6.2 Écologie sociale et le municipalisme libertaire


Murray Bookchin est « mieux connu comme celui qui a introduit l’idée de l’écologie dans la pensée de la gauche » 66. Son Our Synthetic Environment fut publié en 1962, en même temps que le Silent Spring de Rachel Carson. À la fois vétéran du mouvement anarchiste et du mouvement environnemental, il tenta de rallier la pensée sociale radicale et l’écologie dans sa publication de 1982 : The Ecology of Freedom, reconnu comme étant la pierre angulaire de l’écologie sociale. 67

Cette discipline dont il est le père fondateur qui cherche à réévaluer la place de la société dans l’écosystème naturel afin de rendre son existence viable, remise en question qui suggère l’abolition de toute hiérarchie, selon la tradition anarchiste telle que décrite par Kropotkine ou Malatesta.68 À noter qu’il y a une distinction à faire avec les autres traditions d’écologie radicale, puisque l’écologie sociale s’affirme en opposition au spiritualisme de l’écologie profonde et au primitivisme des anti-civilisationnels. Comme l’affirme Bookchin :

« Aujourd’hui, dans le monde entier, les mouvements écologiques sont mis devant des choix inquiétants. D’une part on voit se diffuser, venant d’Amérique du nord, une sorte d’épidémie spirituelle : au nom du retour à la nature, elle évoque des atavismes irrationnels, des mysticismes, des religions ‘païennes’. Le culte de ‘déesses’, des traditions ‘paléolithiques’ ou ‘néolithiques’ […] tout ce courant de l’écologie profonde se présente comme une nouvelle spiritualité. Le phénomène n’est pas innocent : il est souvent teinté d’un néo-malthusianisme perfide qui ne voit pas de mal à laisser mourir de faim les pauvres, surtout les victimes des pénuries dans le tiers-monde, pour ‘freiner l’évolution démographique’. […] la mythologie s’est diffusée parmi les écolo-mystiques, les partisans du primitivisme en version écologique [tandis que] le message de l’écologie sociale n’est ni primitiviste ni technocratique. Elle cherche à définir la place de l’humanité dans la nature – place singulière, extraordinaire – sans tomber dans un monde préhistorique anti-technologique […] »

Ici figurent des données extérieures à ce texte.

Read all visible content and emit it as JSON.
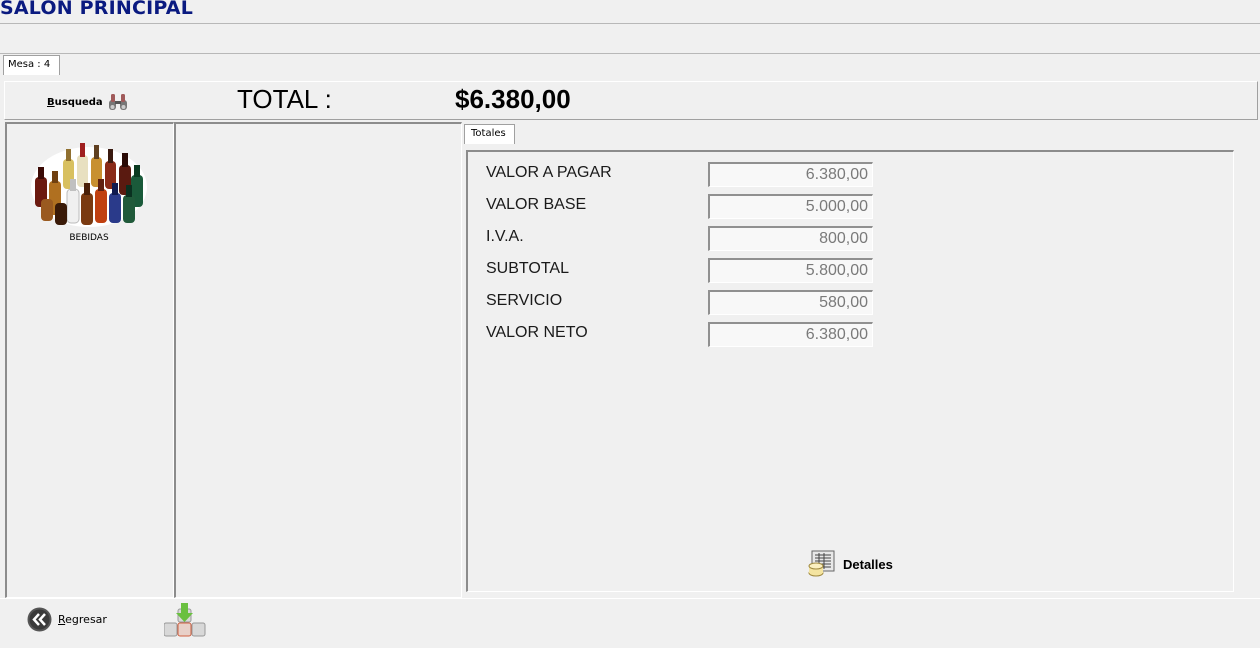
{
  "window": {
    "title": "SALON PRINCIPAL"
  },
  "tabs": {
    "mesa": "Mesa : 4",
    "totales": "Totales"
  },
  "header": {
    "search_key": "B",
    "search_rest": "usqueda",
    "total_label": "TOTAL :",
    "total_value": "$6.380,00"
  },
  "categories": [
    {
      "label": "BEBIDAS",
      "icon": "bottles-icon"
    }
  ],
  "totals": [
    {
      "label": "VALOR A PAGAR",
      "value": "6.380,00"
    },
    {
      "label": "VALOR BASE",
      "value": "5.000,00"
    },
    {
      "label": "I.V.A.",
      "value": "800,00"
    },
    {
      "label": "SUBTOTAL",
      "value": "5.800,00"
    },
    {
      "label": "SERVICIO",
      "value": "580,00"
    },
    {
      "label": "VALOR NETO",
      "value": "6.380,00"
    }
  ],
  "buttons": {
    "detalles": "Detalles",
    "regresar_key": "R",
    "regresar_rest": "egresar"
  },
  "colors": {
    "title": "#0a1a80",
    "background": "#f0f0f0"
  }
}
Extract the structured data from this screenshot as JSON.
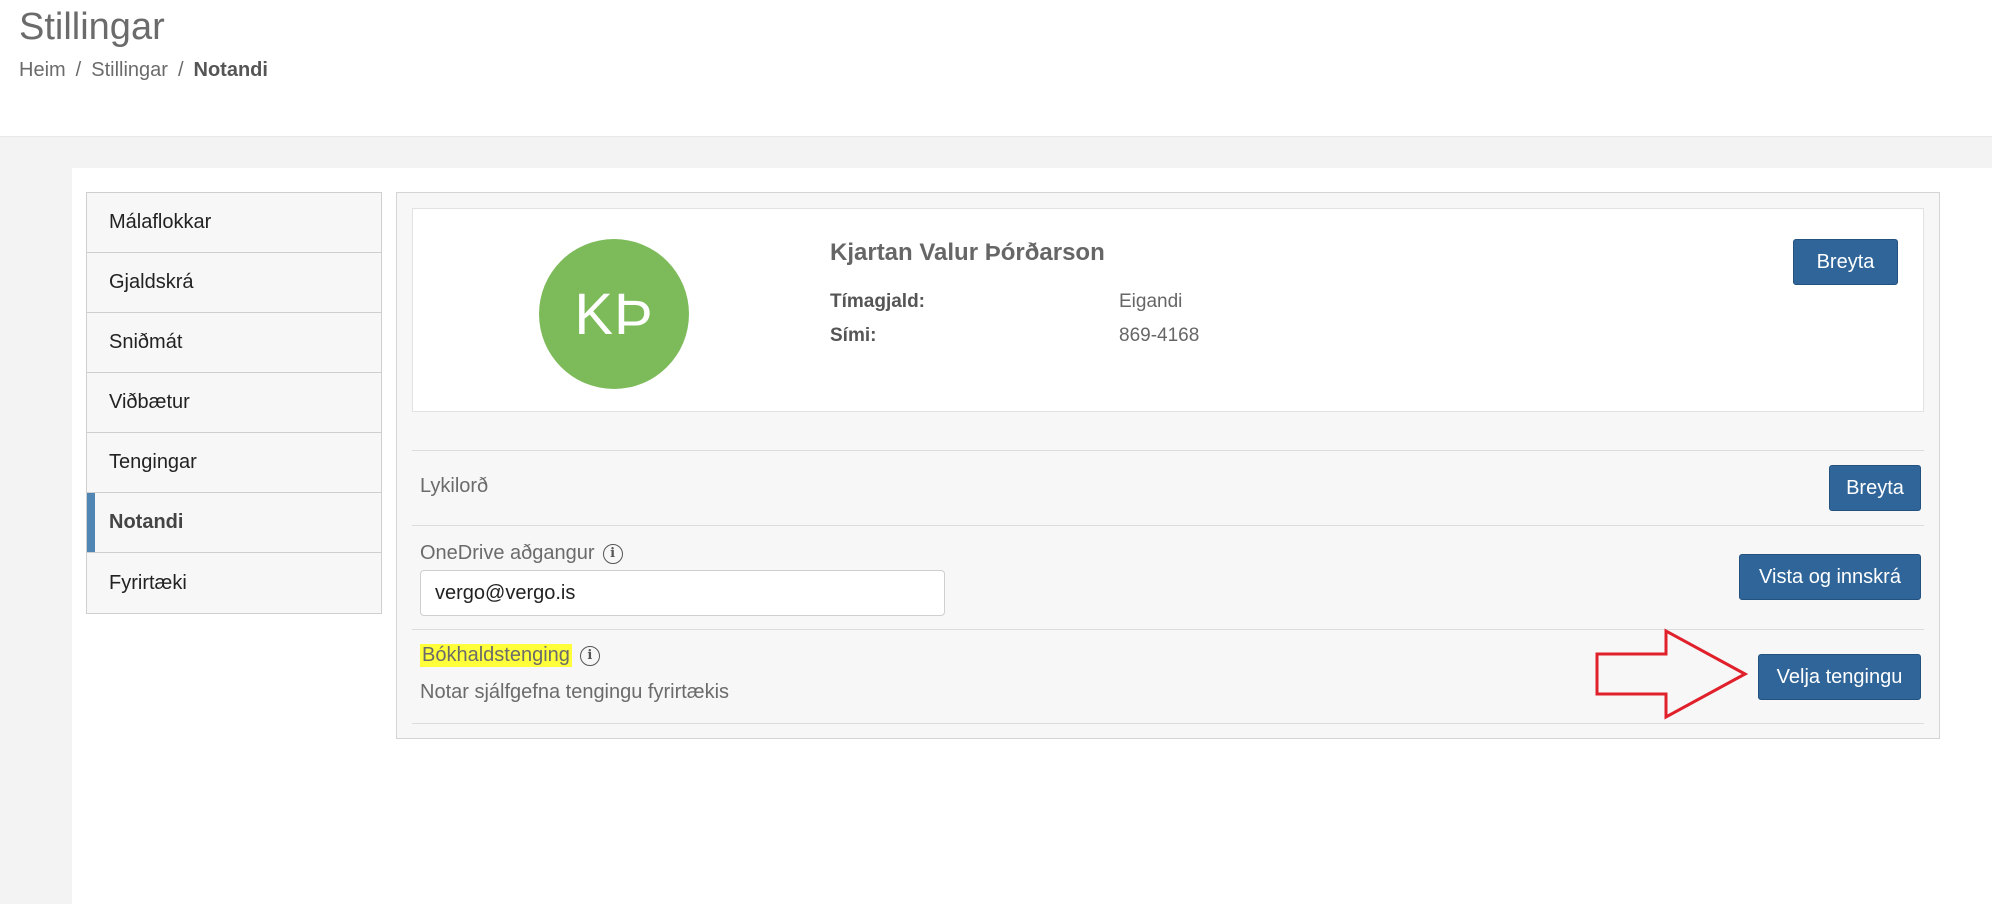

L’écologie sociale ne veut donc pas de révolution spirituelle ni de philosophie biocentriste absolue, pas plus que de rejeter la civilisation et la technologie : « a rational ecological ethic can survive and flourish within hierarchical society, ultimately replacing it. [...] using appropriate technology arising from this. »  69

Bookchin introduit sa théorie du municipalisme libertaire en tant que guide pratique de l’écologie sociale appliquée. Le modèle consiste en une démocratisation à l’échelle communautaire qui encouragerait l’implication des citoyens dans la prise de décision pour leur région, et renforcerait le tissus social qui permettra la mise en branle des changements nécessaires à la viabilité écologique. 70 Le schéma global comprendrait l’élection de députés au pallier municipal qui serviraient à organiser les communautés par direction directe, pour finalement les unir à l'aide de fédérations.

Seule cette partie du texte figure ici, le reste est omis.